Può essere questa un’occasione per dare nuova vita alle montagne dove, come dice spesso, “non nevica firmato”?

“Assolutamente, la montagna riprenderà i suoi valori di condivisione. Sarà una montagna nuova e allo stesso tempo antica.

Quando la gente non aveva più voglia di fare nulla si appendeva allo skilift, andava in Val Zemola con la macchina, guai a camminare. Ora in molti vorrebbero camminare qui, fare due passi, godere di quella naturalezza che ci è stata vietata.”

Quindi prospetta un ritorno all’essenzialità…

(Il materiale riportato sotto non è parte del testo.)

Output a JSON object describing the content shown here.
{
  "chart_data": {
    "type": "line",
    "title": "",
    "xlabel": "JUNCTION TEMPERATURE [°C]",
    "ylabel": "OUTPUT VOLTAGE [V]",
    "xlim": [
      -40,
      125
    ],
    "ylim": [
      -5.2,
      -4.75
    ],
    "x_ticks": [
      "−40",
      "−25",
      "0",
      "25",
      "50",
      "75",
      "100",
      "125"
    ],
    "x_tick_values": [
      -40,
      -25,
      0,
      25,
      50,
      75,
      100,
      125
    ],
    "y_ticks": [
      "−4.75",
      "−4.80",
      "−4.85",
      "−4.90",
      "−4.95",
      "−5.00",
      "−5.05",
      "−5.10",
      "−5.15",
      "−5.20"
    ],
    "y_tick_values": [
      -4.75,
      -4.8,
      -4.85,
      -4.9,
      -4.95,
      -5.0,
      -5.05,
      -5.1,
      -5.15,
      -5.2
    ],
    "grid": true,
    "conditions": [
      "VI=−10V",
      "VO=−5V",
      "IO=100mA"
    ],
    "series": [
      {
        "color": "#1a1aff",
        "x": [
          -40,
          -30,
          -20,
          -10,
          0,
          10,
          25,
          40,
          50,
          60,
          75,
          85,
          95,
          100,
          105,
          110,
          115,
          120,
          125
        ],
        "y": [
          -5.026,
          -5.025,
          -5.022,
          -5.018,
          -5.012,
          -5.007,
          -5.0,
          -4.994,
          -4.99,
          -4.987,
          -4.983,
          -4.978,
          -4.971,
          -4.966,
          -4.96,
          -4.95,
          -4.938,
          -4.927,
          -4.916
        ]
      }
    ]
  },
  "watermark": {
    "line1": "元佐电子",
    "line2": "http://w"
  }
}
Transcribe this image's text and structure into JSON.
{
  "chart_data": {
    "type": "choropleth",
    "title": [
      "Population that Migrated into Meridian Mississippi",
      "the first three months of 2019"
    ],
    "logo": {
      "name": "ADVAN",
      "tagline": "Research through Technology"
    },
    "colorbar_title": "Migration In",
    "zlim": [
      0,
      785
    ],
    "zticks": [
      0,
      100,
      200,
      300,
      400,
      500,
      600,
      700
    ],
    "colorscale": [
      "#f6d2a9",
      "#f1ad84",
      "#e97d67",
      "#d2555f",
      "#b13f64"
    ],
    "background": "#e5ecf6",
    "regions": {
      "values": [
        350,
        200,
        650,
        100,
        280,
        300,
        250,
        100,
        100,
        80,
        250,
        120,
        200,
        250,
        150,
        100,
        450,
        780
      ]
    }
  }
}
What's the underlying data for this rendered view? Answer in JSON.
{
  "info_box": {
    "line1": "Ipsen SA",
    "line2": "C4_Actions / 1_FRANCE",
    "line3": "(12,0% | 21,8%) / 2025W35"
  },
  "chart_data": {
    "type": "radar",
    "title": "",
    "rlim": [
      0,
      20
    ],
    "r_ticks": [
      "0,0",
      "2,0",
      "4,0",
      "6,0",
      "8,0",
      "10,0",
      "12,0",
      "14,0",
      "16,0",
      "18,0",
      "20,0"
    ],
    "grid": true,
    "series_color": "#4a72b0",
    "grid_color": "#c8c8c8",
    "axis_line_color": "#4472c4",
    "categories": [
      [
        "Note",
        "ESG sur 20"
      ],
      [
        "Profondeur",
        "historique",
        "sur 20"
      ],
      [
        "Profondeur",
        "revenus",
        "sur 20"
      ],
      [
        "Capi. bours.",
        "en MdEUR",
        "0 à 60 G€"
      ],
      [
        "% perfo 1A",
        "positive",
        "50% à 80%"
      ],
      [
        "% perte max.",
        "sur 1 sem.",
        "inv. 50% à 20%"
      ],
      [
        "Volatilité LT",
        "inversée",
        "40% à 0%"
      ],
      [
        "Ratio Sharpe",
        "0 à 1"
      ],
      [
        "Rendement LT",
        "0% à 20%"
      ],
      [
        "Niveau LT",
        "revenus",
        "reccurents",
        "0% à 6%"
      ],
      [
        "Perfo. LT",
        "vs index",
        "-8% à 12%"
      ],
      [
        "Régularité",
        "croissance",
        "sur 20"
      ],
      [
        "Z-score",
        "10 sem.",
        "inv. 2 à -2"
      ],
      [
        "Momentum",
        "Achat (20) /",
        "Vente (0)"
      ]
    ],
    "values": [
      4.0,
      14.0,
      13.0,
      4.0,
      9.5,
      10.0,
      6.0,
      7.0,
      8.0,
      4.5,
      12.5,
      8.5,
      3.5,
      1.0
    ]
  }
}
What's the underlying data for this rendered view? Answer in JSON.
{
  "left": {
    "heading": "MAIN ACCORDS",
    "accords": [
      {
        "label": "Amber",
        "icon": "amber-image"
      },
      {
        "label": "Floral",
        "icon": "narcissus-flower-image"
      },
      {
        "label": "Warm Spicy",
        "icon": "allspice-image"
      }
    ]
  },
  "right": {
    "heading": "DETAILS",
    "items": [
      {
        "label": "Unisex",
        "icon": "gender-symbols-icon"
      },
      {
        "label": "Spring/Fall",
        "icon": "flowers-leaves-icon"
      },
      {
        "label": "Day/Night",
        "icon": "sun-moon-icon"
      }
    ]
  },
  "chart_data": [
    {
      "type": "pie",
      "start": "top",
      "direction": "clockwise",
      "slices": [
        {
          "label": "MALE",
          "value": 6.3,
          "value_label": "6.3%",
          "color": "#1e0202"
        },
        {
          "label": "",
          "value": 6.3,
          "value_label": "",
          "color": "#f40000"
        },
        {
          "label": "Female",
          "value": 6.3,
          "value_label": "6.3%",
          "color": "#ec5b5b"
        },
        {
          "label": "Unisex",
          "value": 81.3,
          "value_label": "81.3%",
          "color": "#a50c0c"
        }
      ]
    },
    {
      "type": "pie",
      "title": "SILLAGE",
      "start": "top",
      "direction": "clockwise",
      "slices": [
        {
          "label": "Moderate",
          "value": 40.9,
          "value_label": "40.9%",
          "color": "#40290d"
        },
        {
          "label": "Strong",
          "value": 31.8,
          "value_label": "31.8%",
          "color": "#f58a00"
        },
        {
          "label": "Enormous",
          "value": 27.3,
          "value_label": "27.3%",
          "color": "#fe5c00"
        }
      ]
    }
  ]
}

“Vivere è come scolpire, l’ho sempre detto. Togliere per poter apprezzare, siamo arrivati a questo. Togli la libertà di uscire di casa e quando a Milano superi la soglia delle mura domestiche provi una gioia nuova e sconosciuta. Devi privare per apprezzare. Ecco cosa insegna questa bruttissima faccenda, apprezzi quello che prima avevi sotto mano e di cui manco ti accorgevi. Eravamo troppo pasciuti di tutto, troppo frenetici. Oggi il regalo più grande non è poter avere la barca a Montecarlo, ma potersi affacciare alla finestra di casa.”